Ansonsten seien neben Krankheitszeiten auch Urlaub und Fortbildung über den Kita-Betreuungsschlüssel mit abgebildet. Auch Langzeiterkrankungen, betont das Dezernat. “Die Abwesenheit durch Urlaub entspricht dem der übrigen städtischen Mitarbeiter, die Abwesenheit durch Krankheit liegt etwas höher als im städtischen Durchschnitt (6,8 %).”Und woher kommen dann die Nachrichten von überlastetem Personal? Haben sie etwas mit einer “länger andauernden Unterschreitung des Personalschlüssels (z. B. aufgrund von Krankheit)” zu tun?, vermutet die Linke.

“Gerade bei längeren Erkrankungen ist deren Dauer nicht immer sofort absehbar. Daher kommt als Übergangslösung, bis personeller Ersatz bereitgestellt werden kann, in manchen Fällen auch die Leistung von Mehrstunden in Betracht”, erklärt das Dezernat dazu. “Bei Stabilisierung der personellen Situation sind diese wieder auszugleichen, andernfalls zu vergüten.”

Aber die Linke hatte schon damit gerechnet, dass nur viele Fragen zum Ziel führen: “Wie hoch ist die Zahl der vorliegenden Überlastungsanzeigen, bezogen auf das Jahr 2013?”, lautete denn die fünfte Frage, auf die dann mal eine klare Antwort kam: “Es lagen in 2013 sieben Überlastungsanzeigen vor.”

Könnte man jetzt fragen: Ist das viel oder ist das wenig? Das findet auch die FDP-Fraktion und hakt mit einem neuen Fragekatalog einfach mal ein. Denn Überlastungsanzeigen sind ja auch ein Alarmsignal. Auch wenn es möglicherweise nur einzelne Einrichtungen oder Träger betrifft.

“Nach § 15 bzw. § 16 Arbeitsschutzgesetz sind Arbeitnehmer angehalten, dem Arbeitgeber eine Überlastung anzuzeigen, wenn davon eine Gefährdung der eigenen Gesundheit oder Sicherheit sowie der Gesundheit oder Sicherheit anderer Personen ausgehen kann”, schreibt die Fraktion in die Präambel ihrer kleinen Anfrage, mit der sie auch erfahren will, ob die Überlastungsanzeigen 2013 eine Ausnahme waren oder die Regel: “Wie hoch ist die Zahl der Überlastungsanzeigen in städtischen Kindertageseinrichtungen in den Jahren 2011, 2012 und 2013 absolut sowie durchschnittlich pro Jahr und Mitarbeiter?” ist denn gleich die erste Frage.
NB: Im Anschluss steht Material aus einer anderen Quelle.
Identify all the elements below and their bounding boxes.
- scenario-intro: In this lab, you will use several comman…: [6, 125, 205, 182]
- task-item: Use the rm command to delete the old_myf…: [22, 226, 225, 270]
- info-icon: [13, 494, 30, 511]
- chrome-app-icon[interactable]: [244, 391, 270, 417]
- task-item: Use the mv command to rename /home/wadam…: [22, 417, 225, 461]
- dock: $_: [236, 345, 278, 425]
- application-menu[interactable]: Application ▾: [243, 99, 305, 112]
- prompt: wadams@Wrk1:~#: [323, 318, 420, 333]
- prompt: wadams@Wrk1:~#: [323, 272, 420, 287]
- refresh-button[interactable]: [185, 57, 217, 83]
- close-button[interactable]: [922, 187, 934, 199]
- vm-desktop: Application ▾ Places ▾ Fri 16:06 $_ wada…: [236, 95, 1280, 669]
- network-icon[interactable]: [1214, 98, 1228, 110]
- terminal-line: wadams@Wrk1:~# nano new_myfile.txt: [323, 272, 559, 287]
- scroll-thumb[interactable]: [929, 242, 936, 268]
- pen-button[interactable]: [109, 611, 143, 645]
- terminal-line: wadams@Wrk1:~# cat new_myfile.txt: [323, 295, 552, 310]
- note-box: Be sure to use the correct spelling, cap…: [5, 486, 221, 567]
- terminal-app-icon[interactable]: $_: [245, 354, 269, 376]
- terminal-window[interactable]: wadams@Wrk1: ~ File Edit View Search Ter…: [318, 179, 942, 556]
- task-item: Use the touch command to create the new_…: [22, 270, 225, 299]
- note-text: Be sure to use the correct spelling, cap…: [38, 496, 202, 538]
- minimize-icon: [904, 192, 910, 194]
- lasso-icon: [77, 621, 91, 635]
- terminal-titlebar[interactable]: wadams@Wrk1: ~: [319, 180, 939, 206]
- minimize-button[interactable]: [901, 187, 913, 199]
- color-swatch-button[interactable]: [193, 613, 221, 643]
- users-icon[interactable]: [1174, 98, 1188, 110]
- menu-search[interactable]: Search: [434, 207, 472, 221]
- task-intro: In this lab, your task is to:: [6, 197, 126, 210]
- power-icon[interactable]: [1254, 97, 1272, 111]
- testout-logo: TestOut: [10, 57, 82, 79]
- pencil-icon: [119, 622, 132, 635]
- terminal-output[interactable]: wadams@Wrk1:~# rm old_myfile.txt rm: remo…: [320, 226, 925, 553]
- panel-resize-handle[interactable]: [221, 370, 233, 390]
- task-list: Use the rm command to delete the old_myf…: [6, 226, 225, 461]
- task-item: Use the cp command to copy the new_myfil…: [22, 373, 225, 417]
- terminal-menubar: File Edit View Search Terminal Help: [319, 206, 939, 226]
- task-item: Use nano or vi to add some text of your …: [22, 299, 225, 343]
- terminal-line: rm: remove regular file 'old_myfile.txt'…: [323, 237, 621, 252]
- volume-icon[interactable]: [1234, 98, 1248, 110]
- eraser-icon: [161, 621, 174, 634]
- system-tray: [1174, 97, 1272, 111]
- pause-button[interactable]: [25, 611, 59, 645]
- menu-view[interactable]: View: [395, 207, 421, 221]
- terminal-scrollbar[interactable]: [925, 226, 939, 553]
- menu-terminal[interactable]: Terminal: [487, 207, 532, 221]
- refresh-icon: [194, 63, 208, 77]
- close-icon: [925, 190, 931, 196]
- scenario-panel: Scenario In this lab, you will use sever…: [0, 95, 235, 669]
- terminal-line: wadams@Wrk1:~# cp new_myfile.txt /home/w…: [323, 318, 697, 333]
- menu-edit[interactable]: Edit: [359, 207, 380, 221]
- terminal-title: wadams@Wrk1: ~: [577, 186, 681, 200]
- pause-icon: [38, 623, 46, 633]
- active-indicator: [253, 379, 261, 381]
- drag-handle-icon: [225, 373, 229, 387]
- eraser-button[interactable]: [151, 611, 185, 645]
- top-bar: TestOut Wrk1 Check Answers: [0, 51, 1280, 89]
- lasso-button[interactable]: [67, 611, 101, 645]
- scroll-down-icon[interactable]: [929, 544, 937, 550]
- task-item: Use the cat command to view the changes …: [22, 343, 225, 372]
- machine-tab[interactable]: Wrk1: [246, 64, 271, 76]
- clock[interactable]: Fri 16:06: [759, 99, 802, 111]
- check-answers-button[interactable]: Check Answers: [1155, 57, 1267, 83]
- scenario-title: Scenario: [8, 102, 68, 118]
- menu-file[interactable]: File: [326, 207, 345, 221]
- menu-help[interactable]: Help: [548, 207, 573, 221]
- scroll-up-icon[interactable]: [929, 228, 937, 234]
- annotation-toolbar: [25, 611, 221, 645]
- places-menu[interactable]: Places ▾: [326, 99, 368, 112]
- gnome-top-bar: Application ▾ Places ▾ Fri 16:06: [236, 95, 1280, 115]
Die nächste beschäftigt sich mit ergriffenen Maßnahmen, um die Betreuungsqualität zu sichern, und die dritte mit einem Thema, das in jedem Wirtschaftsbereich auftreten kann: “In wie vielen Fällen kam es zu Konflikten zwischen den Mitarbeitern in Kindertagesstätten aufgrund Mobbings?”

Und kann es sein, vermuten die Liberalen, dass der Betreuungsschlüssel doch ein bisschen aufgeweicht wird? Die vierte Frage lautet: “Inwieweit werden noch in Ausbildung befindliche Personen oder Praktikanten für die Erfüllung des Betreuungsschlüssels berücksichtigt?”

Womit aufmerksame Eltern auch noch erfahren, dass es eben mit dem Bau immer neuer Kindertagesstätten allein nicht getan ist. Beim Personal gehen die Sorgen weiter. Und die Nachfragen der Fraktionen säen zumindest ein bisschen Zweifel, ob die Personalsituation tatsächlich noch so entspannt ist, wie gern verkündet.